Concert review: Le Mystere des Voix Bulgaires - Edinburgh Usher Hall

THE mystery of why a Bulgarian vocal ensemble goes by a French name is explained by the fact that it was a Swiss producer, Marcel Cellier, who first introduced their music to the West with a 1975 compilation, that was discovered a decade later by Bauhaus’ lead singer Pete Murphy.

He brokered its re-release by tastemaker indie label 4AD in 1986 – and the rest is history, as the Grammy-winning Le Mystère des Voix Bulgares became one of the earliest and still biggest-ever world music phenomena. Besides, it’s a much better name than The Bulgarian State Radio and Television Female Vocal Choir, under which it was founded as far back as 1952. That clunky designation, though, gives the lie to notions of the choir’s otherworldly polyphony as representing some pure primal strain: while the singers’ distinctively penetrating, open-throated style and many of the songs they perform are of venerably traditional origin, the breathtakingly intricate, large-scale ensemble arrangements featured here are among the more welcome legacies of the Soviet era.

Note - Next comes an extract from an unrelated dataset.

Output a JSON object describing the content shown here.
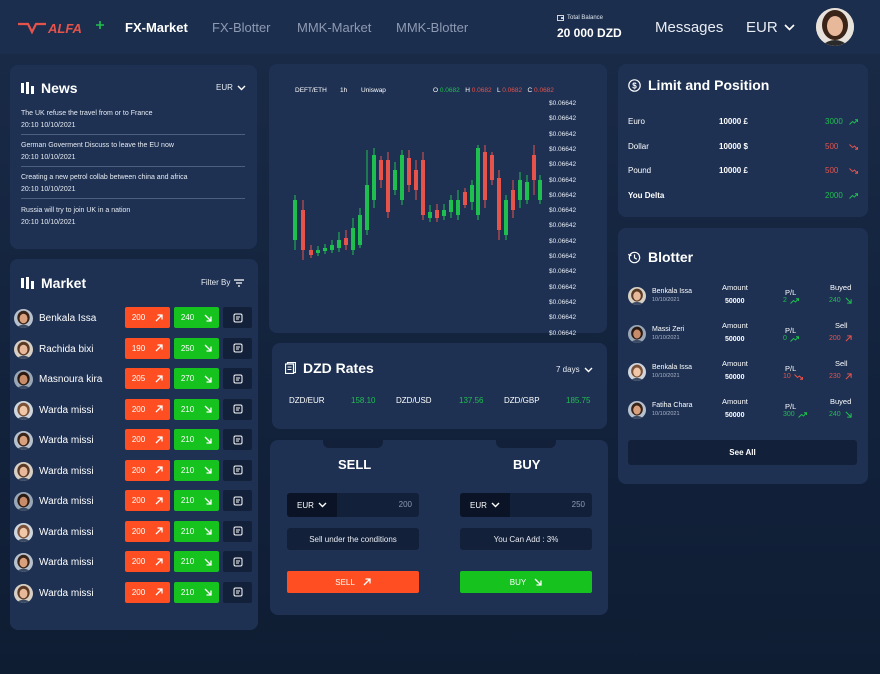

Be that as it may, the sound of these 23 women remains among the most marvellous and extraordinary you’ll ever hear, with the keen, steely timbre of individual voices blending into lush, ringing, shimmering layers they produce en masse, passing like a wave along the semicircle in which they stand, or swelling in a sumptuous blossoming of microtonal harmonies. Language barriers were rendered irrelevant not only by the songs’ own vivid intensity of expression, but the characterful vivacity with which they were delivered.